— Шубка не подходит, — скромно потупила глаза бывшая Лаура, как будто и впрямь в чем-то была виновата.
— Решаемый вопрос, — хмыкнул подпоручик, после чего обернулся к Шматову. — Значит, на том и порешим. Вези нашу подопечную в дом Филипповых, ну и помоги там печь растопить, продуктов прикупить и все такое прочее.
— А ты?
— А я домой сам дойду. Тут недалеко, да и я без мундира, так что доберусь без урона чести. Завтра встретимся.
Федор в ответ недоверчиво посмотрел на друга, как бы говоря, кто тебя знает в какую кучу вляпаешься, однако спорить не стал и снова полез на козлы. Дмитрий махнул ему с Дуней на прощанье рукой и неторопливо пошагал по улице. Все тело болело, побитое лицо нещадно саднило, но он упорно шагал вперед, успев несколько раз пожалеть о своем опрометчивом решении идти пешком.

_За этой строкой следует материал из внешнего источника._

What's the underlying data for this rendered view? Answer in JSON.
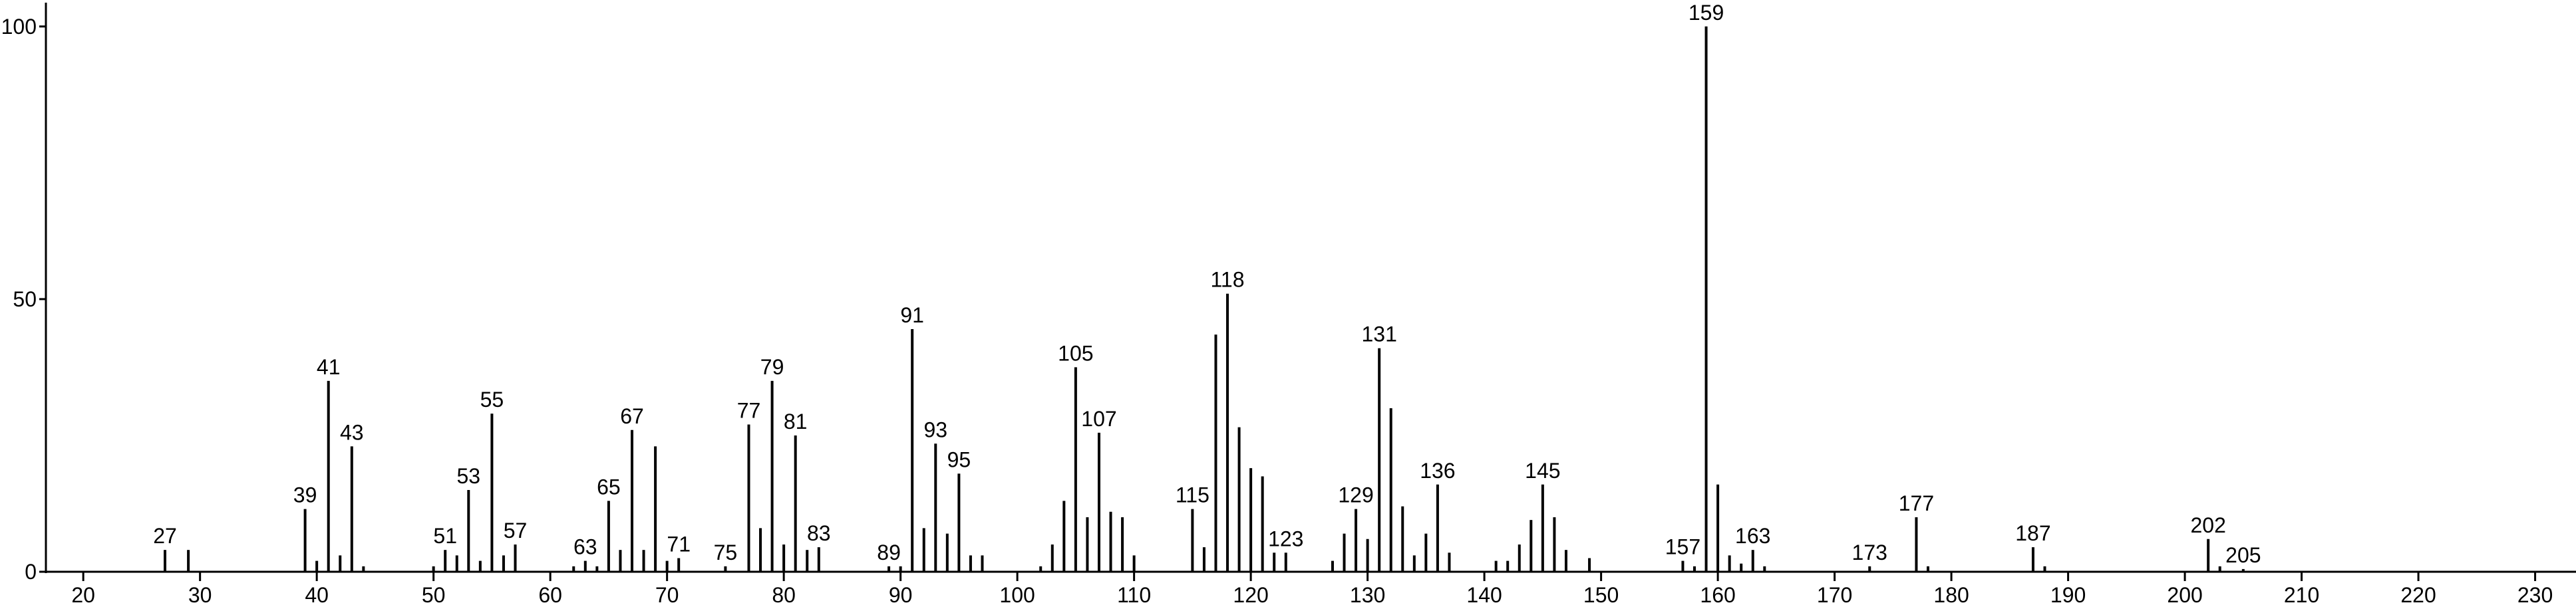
{
  "chart_data": {
    "type": "stem",
    "x": [
      27,
      29,
      39,
      40,
      41,
      42,
      43,
      44,
      50,
      51,
      52,
      53,
      54,
      55,
      56,
      57,
      62,
      63,
      64,
      65,
      66,
      67,
      68,
      69,
      70,
      71,
      75,
      77,
      78,
      79,
      80,
      81,
      82,
      83,
      89,
      90,
      91,
      92,
      93,
      94,
      95,
      96,
      97,
      102,
      103,
      104,
      105,
      106,
      107,
      108,
      109,
      110,
      115,
      116,
      117,
      118,
      119,
      120,
      121,
      122,
      123,
      127,
      128,
      129,
      130,
      131,
      132,
      133,
      134,
      135,
      136,
      137,
      141,
      142,
      143,
      144,
      145,
      146,
      147,
      149,
      157,
      158,
      159,
      160,
      161,
      162,
      163,
      164,
      173,
      177,
      178,
      187,
      188,
      202,
      203,
      205
    ],
    "values": [
      4,
      4,
      11.5,
      2,
      35,
      3,
      23,
      1,
      1,
      4,
      3,
      15,
      2,
      29,
      3,
      5,
      1,
      2,
      1,
      13,
      4,
      26,
      4,
      23,
      2,
      2.5,
      1,
      27,
      8,
      35,
      5,
      25,
      4,
      4.5,
      1,
      1,
      44.5,
      8,
      23.5,
      7,
      18,
      3,
      3,
      1,
      5,
      13,
      37.5,
      10,
      25.5,
      11,
      10,
      3,
      11.5,
      4.5,
      43.5,
      51,
      26.5,
      19,
      17.5,
      3.5,
      3.5,
      2,
      7,
      11.5,
      6,
      41,
      30,
      12,
      3,
      7,
      16,
      3.5,
      2,
      2,
      5,
      9.5,
      16,
      10,
      4,
      2.5,
      2,
      1,
      100,
      16,
      3,
      1.5,
      4,
      1,
      1,
      10,
      1,
      4.5,
      1,
      6,
      1,
      0.5
    ],
    "labels": [
      27,
      null,
      39,
      null,
      41,
      null,
      43,
      null,
      null,
      51,
      null,
      53,
      null,
      55,
      null,
      57,
      null,
      63,
      null,
      65,
      null,
      67,
      null,
      null,
      null,
      71,
      75,
      77,
      null,
      79,
      null,
      81,
      null,
      83,
      89,
      null,
      91,
      null,
      93,
      null,
      95,
      null,
      null,
      null,
      null,
      null,
      105,
      null,
      107,
      null,
      null,
      null,
      115,
      null,
      null,
      118,
      null,
      null,
      null,
      null,
      123,
      null,
      null,
      129,
      null,
      131,
      null,
      null,
      null,
      null,
      136,
      null,
      null,
      null,
      null,
      null,
      145,
      null,
      null,
      null,
      157,
      null,
      159,
      null,
      null,
      null,
      163,
      null,
      173,
      177,
      null,
      187,
      null,
      202,
      null,
      205
    ],
    "color": "#000000",
    "xlim": [
      16.8,
      233.5
    ],
    "xticks": [
      20,
      30,
      40,
      50,
      60,
      70,
      80,
      90,
      100,
      110,
      120,
      130,
      140,
      150,
      160,
      170,
      180,
      190,
      200,
      210,
      220,
      230
    ],
    "ylim": [
      0,
      104
    ],
    "yticks": [
      0,
      50,
      100
    ]
  }
}
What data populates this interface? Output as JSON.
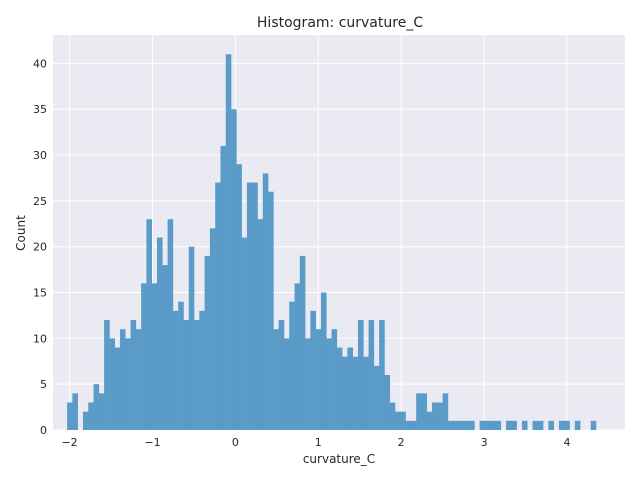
{
  "chart_data": {
    "type": "bar",
    "title": "Histogram: curvature_C",
    "xlabel": "curvature_C",
    "ylabel": "Count",
    "xlim": [
      -2.2,
      4.7
    ],
    "ylim": [
      0,
      43.1
    ],
    "xticks": [
      -2,
      -1,
      0,
      1,
      2,
      3,
      4
    ],
    "xtick_labels": [
      "−2",
      "−1",
      "0",
      "1",
      "2",
      "3",
      "4"
    ],
    "yticks": [
      0,
      5,
      10,
      15,
      20,
      25,
      30,
      35,
      40
    ],
    "ytick_labels": [
      "0",
      "5",
      "10",
      "15",
      "20",
      "25",
      "30",
      "35",
      "40"
    ],
    "grid": true,
    "bar_color": "#5b9bc8",
    "background": "#eaeaf2",
    "bin_start": -2.03,
    "bin_width": 0.0638,
    "counts": [
      3,
      4,
      0,
      2,
      3,
      5,
      4,
      12,
      10,
      9,
      11,
      10,
      12,
      11,
      16,
      23,
      16,
      21,
      18,
      23,
      13,
      14,
      12,
      20,
      12,
      13,
      19,
      22,
      27,
      31,
      41,
      35,
      29,
      21,
      27,
      27,
      23,
      28,
      26,
      11,
      12,
      10,
      14,
      16,
      19,
      10,
      13,
      11,
      15,
      10,
      11,
      9,
      8,
      9,
      8,
      12,
      8,
      12,
      7,
      12,
      6,
      3,
      2,
      2,
      1,
      1,
      4,
      4,
      2,
      3,
      3,
      4,
      1,
      1,
      1,
      1,
      1,
      0,
      1,
      1,
      1,
      1,
      0,
      1,
      1,
      0,
      1,
      0,
      1,
      1,
      0,
      1,
      0,
      1,
      1,
      0,
      1,
      0,
      0,
      1
    ]
  }
}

Но даже самая долгая дорога рано или поздно заканчивается, и наш герой все-таки добрался до своего парадного.
— Куда лезешь, бродяга?! — несокрушимой скалой встал на его пути швейцар.
— Пафнутьич, пошел на хрен! — хмуро отозвался ответственный квартиросъемщик. — Сил нет даже в морду тебе дать!
— Дмитрий Николаевич! — изумился привратник. — Кто же это вас так? А тут вот…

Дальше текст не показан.